Regarding the use of ultrasound images in bronchoscopy, it has been reported that convex probe endobronchial ultrasound sonographic images are useful. In a previous study10, a deep learning model was used to determine whether the mediastinal lymph nodes were benign or malignant. The accuracy was reported as 88.57%. Use of AI enables real-time diagnosis of a lesion, and if benign and malignant lesions can be distinguished based on the ultrasonic images, unnecessary biopsy can be avoided. We believe that diagnostic assistance using AI is useful not only for improving the accuracy of diagnosis but also for maintaining safety.

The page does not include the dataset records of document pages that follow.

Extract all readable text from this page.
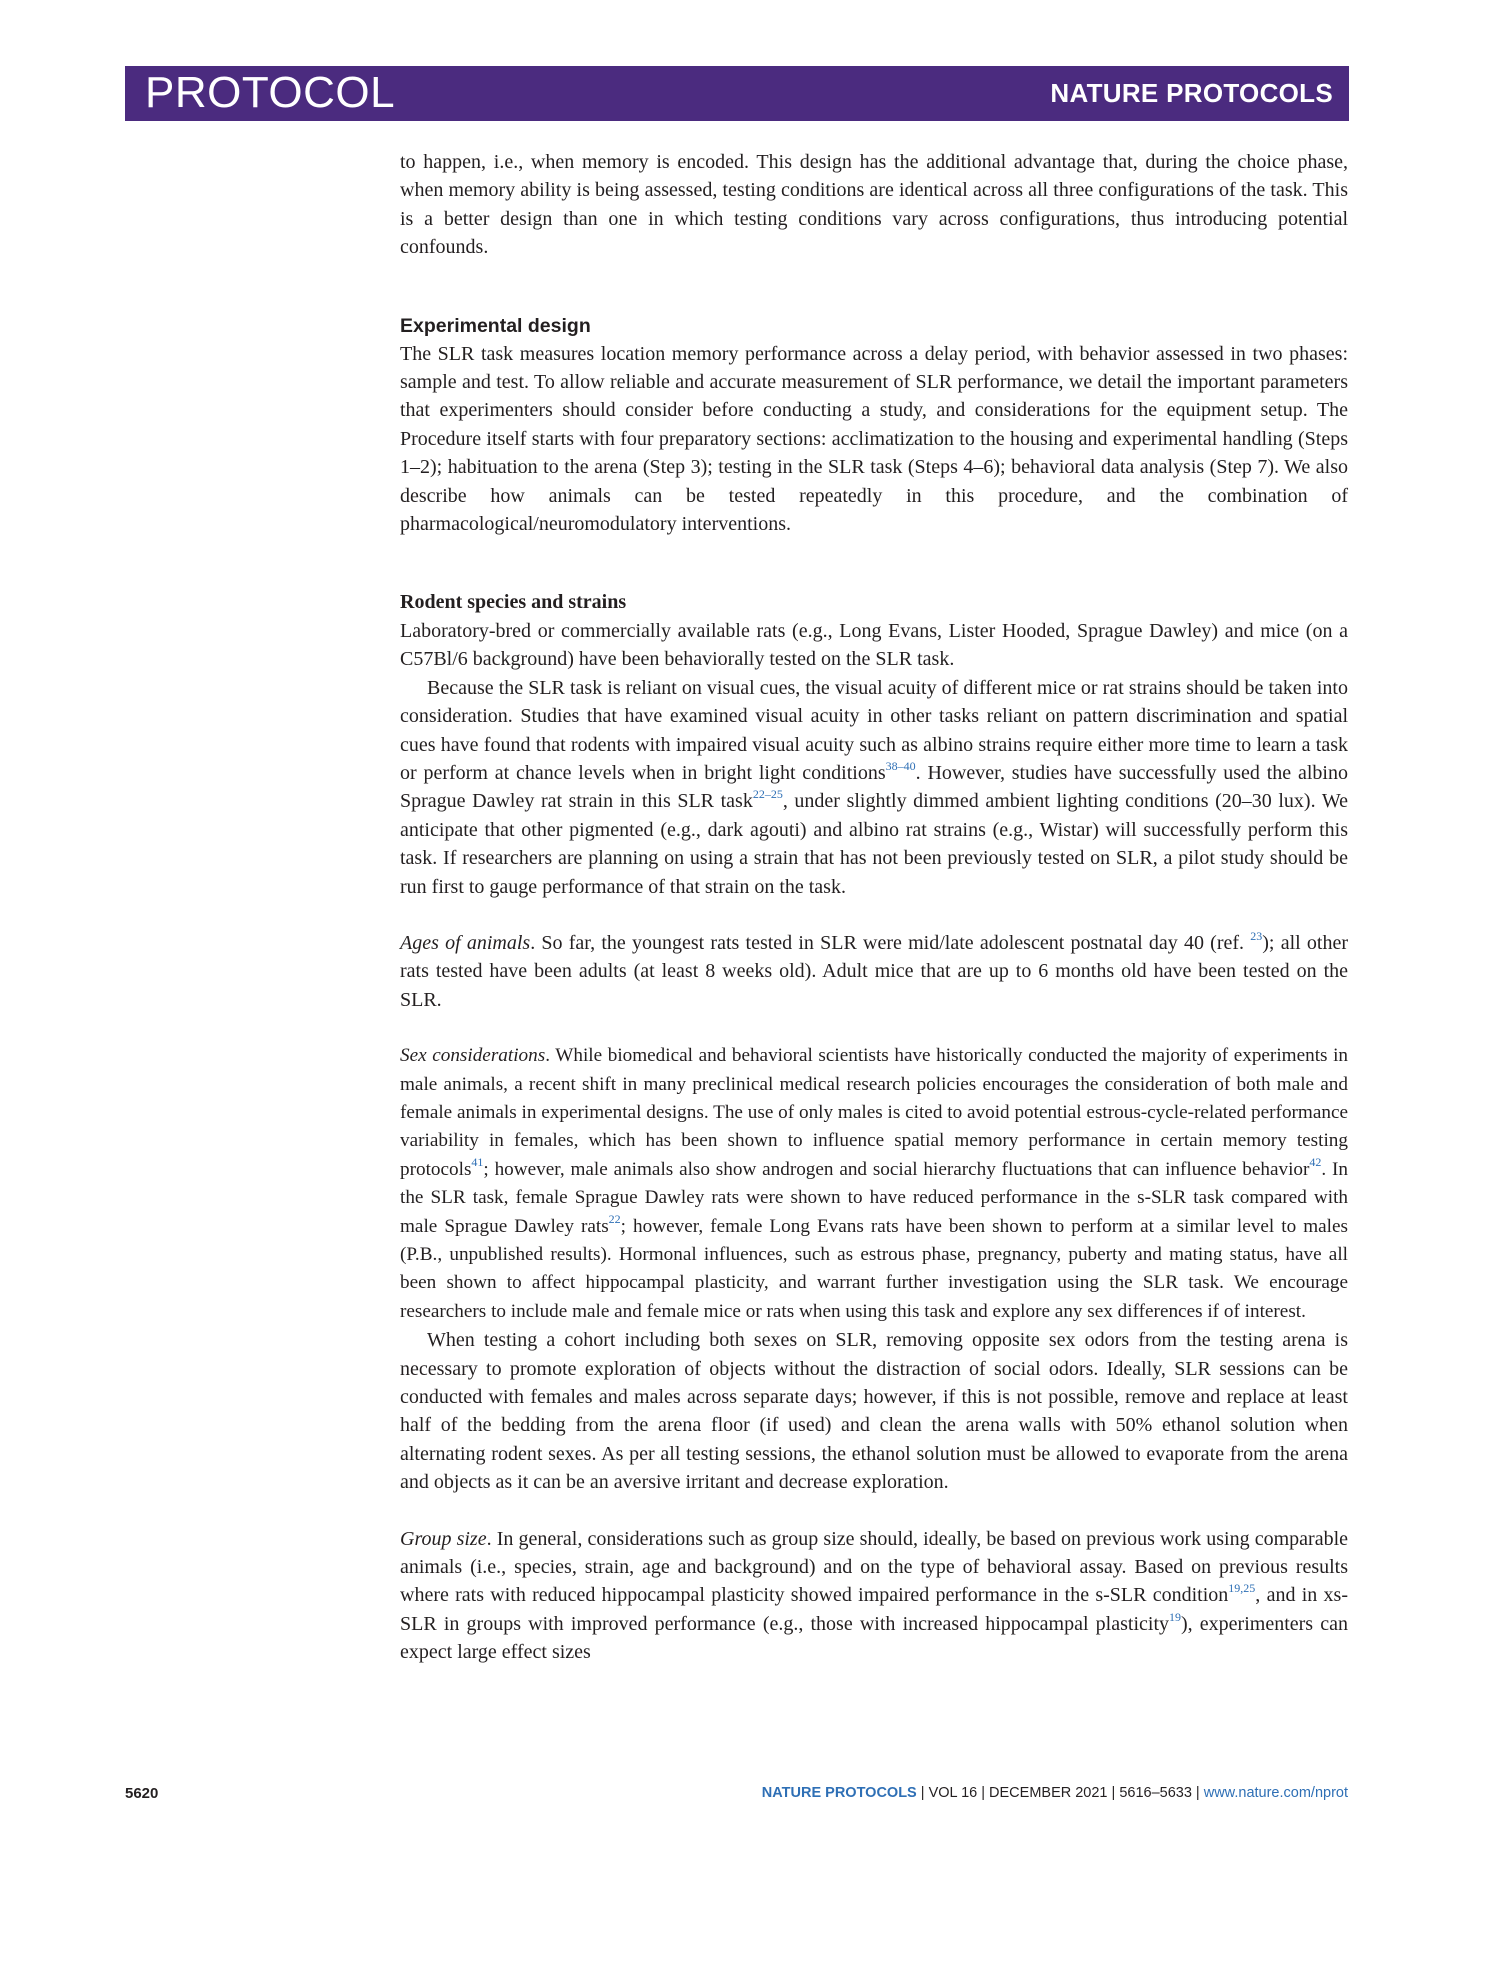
PROTOCOL	NATURE PROTOCOLS

to happen, i.e., when memory is encoded. This design has the additional advantage that, during the choice phase, when memory ability is being assessed, testing conditions are identical across all three configurations of the task. This is a better design than one in which testing conditions vary across configurations, thus introducing potential confounds.

Experimental design

The SLR task measures location memory performance across a delay period, with behavior assessed in two phases: sample and test. To allow reliable and accurate measurement of SLR performance, we detail the important parameters that experimenters should consider before conducting a study, and considerations for the equipment setup. The Procedure itself starts with four preparatory sections: acclimatization to the housing and experimental handling (Steps 1–2); habituation to the arena (Step 3); testing in the SLR task (Steps 4–6); behavioral data analysis (Step 7). We also describe how animals can be tested repeatedly in this procedure, and the combination of pharmacological/neuromodulatory interventions.

Rodent species and strains

Laboratory-bred or commercially available rats (e.g., Long Evans, Lister Hooded, Sprague Dawley) and mice (on a C57Bl/6 background) have been behaviorally tested on the SLR task.

Because the SLR task is reliant on visual cues, the visual acuity of different mice or rat strains should be taken into consideration. Studies that have examined visual acuity in other tasks reliant on pattern discrimination and spatial cues have found that rodents with impaired visual acuity such as albino strains require either more time to learn a task or perform at chance levels when in bright light conditions$^{38-40}$. However, studies have successfully used the albino Sprague Dawley rat strain in this SLR task$^{22-25}$, under slightly dimmed ambient lighting conditions (20–30 lux). We anticipate that other pigmented (e.g., dark agouti) and albino rat strains (e.g., Wistar) will successfully perform this task. If researchers are planning on using a strain that has not been previously tested on SLR, a pilot study should be run first to gauge performance of that strain on the task.

Ages of animals. So far, the youngest rats tested in SLR were mid/late adolescent postnatal day 40 (ref. $^{23}$); all other rats tested have been adults (at least 8 weeks old). Adult mice that are up to 6 months old have been tested on the SLR.

Sex considerations. While biomedical and behavioral scientists have historically conducted the majority of experiments in male animals, a recent shift in many preclinical medical research policies encourages the consideration of both male and female animals in experimental designs. The use of only males is cited to avoid potential estrous-cycle-related performance variability in females, which has been shown to influence spatial memory performance in certain memory testing protocols$^{41}$; however, male animals also show androgen and social hierarchy fluctuations that can influence behavior$^{42}$. In the SLR task, female Sprague Dawley rats were shown to have reduced performance in the s-SLR task compared with male Sprague Dawley rats$^{22}$; however, female Long Evans rats have been shown to perform at a similar level to males (P.B., unpublished results). Hormonal influences, such as estrous phase, pregnancy, puberty and mating status, have all been shown to affect hippocampal plasticity, and warrant further investigation using the SLR task. We encourage researchers to include male and female mice or rats when using this task and explore any sex differences if of interest.

When testing a cohort including both sexes on SLR, removing opposite sex odors from the testing arena is necessary to promote exploration of objects without the distraction of social odors. Ideally, SLR sessions can be conducted with females and males across separate days; however, if this is not possible, remove and replace at least half of the bedding from the arena floor (if used) and clean the arena walls with 50% ethanol solution when alternating rodent sexes. As per all testing sessions, the ethanol solution must be allowed to evaporate from the arena and objects as it can be an aversive irritant and decrease exploration.

Group size. In general, considerations such as group size should, ideally, be based on previous work using comparable animals (i.e., species, strain, age and background) and on the type of behavioral assay. Based on previous results where rats with reduced hippocampal plasticity showed impaired performance in the s-SLR condition$^{19,25}$, and in xs-SLR in groups with improved performance (e.g., those with increased hippocampal plasticity$^{19}$), experimenters can expect large effect sizes

5620	NATURE PROTOCOLS | VOL 16 | DECEMBER 2021 | 5616–5633 | www.nature.com/nprot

Methods for distinguishing benign and malignant lesions by using EBUS, which were based on the internal structure of the lesion, have been reported in the literature. The focus was on internal echo, bronchial and vascular patency, and morphology of the hyperechoic region4. In this study, the visualization of CNN-CAD system suggests that AI pays attention not only to the internal structure but also to the edges. AI may reflect differences that are undetectable to the human eye, such as echo attenuation.

One limitation of this study is that it was an observational study conducted in a single facility. However, virtual bronchoscopic navigation11 or electromagnetic navigation bronchoscopy systems12,13 have emerged as a means of supporting biopsy-based diagnosis of peripheral pulmonary lesions. The existing technical differences between the various facilities are being equalized by using an image-guided system.

Another limitation of this study was the lack of data on benign diseases, which reduced the specificity of the obtained results. However, due to the nature of bronchoscopy itself, which deals mainly with malignancies, sensitivity takes precedence over specificity. As a multicenter study, it is also necessary to collect data on benign diseases. In the future, we aim to conduct studies to determine whether real-time evaluation of EBUS data during bronchoscopy can contribute to the diagnostic accuracy.

In conclusion, we can state that use of CNN-CAD system for diagnosing peripheral pulmonary lesions aids in the accurate diagnosis of lung cancer.